Figure 1.6 (a)–(b) Values of Pedersen (∑P) and (c)–(d) Hall (∑H) conductance estimated from energetic electron fluxes measured by (a) and (c) DMSP F15 and (b) and (d) F13 using the formula by Robinson et al. (1987) during a superstorm on 6 April 2000. F15 is located at ‐52° MLat, 221 MLT. F13 is located at 59.9° MLat, 6.7 MLT. Heavy horizontal lines indicate values of ∑P estimated from measured δBz and EY variations
(figure and caption based on Huang & Burke, 2004. Reproduced with permission of John Wiley & Sons).

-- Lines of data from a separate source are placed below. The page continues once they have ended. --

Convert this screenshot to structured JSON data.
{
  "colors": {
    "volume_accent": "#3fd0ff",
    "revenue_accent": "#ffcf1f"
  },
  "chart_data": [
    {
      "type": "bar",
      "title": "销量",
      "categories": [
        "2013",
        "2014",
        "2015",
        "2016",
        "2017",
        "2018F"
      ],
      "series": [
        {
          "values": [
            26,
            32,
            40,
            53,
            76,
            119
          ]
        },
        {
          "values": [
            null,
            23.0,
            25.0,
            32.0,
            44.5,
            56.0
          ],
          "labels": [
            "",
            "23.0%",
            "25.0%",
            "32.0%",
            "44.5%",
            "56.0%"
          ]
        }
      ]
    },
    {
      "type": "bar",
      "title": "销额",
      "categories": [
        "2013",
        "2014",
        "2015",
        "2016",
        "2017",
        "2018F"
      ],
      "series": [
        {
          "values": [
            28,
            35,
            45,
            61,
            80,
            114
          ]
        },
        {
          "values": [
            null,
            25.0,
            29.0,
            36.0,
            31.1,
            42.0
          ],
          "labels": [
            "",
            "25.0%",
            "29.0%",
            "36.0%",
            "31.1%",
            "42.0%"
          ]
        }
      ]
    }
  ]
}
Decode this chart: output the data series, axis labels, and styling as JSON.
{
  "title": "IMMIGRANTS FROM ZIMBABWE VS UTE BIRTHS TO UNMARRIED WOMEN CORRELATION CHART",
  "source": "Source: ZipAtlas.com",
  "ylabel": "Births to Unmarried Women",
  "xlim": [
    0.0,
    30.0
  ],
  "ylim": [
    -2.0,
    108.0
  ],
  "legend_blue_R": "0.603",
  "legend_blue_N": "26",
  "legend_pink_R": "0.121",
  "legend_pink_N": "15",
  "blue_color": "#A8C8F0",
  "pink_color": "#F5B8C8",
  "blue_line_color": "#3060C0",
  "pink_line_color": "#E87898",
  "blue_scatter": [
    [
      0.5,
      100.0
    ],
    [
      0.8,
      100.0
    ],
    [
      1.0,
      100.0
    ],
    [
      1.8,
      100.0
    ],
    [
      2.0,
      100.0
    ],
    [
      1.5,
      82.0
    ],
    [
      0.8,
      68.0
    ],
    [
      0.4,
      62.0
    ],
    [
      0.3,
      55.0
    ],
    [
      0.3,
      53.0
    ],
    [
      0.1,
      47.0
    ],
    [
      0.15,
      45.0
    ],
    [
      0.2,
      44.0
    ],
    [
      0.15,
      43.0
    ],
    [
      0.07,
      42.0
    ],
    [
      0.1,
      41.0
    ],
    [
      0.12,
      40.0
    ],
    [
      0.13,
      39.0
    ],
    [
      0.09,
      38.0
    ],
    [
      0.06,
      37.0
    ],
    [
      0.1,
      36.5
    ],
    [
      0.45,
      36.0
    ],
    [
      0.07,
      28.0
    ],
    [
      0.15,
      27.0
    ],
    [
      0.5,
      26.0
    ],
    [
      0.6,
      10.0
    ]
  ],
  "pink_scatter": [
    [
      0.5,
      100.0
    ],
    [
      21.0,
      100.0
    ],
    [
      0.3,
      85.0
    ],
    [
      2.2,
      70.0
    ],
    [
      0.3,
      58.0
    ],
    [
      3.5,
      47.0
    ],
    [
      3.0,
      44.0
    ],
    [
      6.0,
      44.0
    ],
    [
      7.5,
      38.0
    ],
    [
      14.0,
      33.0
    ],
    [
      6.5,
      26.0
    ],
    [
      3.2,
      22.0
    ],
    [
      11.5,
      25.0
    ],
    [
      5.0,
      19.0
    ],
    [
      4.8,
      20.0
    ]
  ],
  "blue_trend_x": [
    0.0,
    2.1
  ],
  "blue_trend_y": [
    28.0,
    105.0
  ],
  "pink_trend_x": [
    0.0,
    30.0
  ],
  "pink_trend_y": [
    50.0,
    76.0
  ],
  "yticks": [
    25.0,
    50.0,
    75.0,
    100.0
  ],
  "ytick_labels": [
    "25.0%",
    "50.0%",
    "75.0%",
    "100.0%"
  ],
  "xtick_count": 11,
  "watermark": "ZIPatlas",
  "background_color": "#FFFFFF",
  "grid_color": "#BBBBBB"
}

Given our understanding that EM energy dominates the energy budget, the assumptions underlying the model should be examined for relevance. In particular, the role of the auroral zone as the locus of all energy input has been questioned (Huang et al., 2014) based on the total energy budget during a magnetic storm. This may be addressed by AMIENextGen, an updated version of AMIE, which is being developed (Matsuo et al., 2015; Cousins et al., 2015; McGranaghan et al., 2016). In AMIENextGen, many of the data sources are based on satellite observations, which may avoid some of the difficulties with AMIE.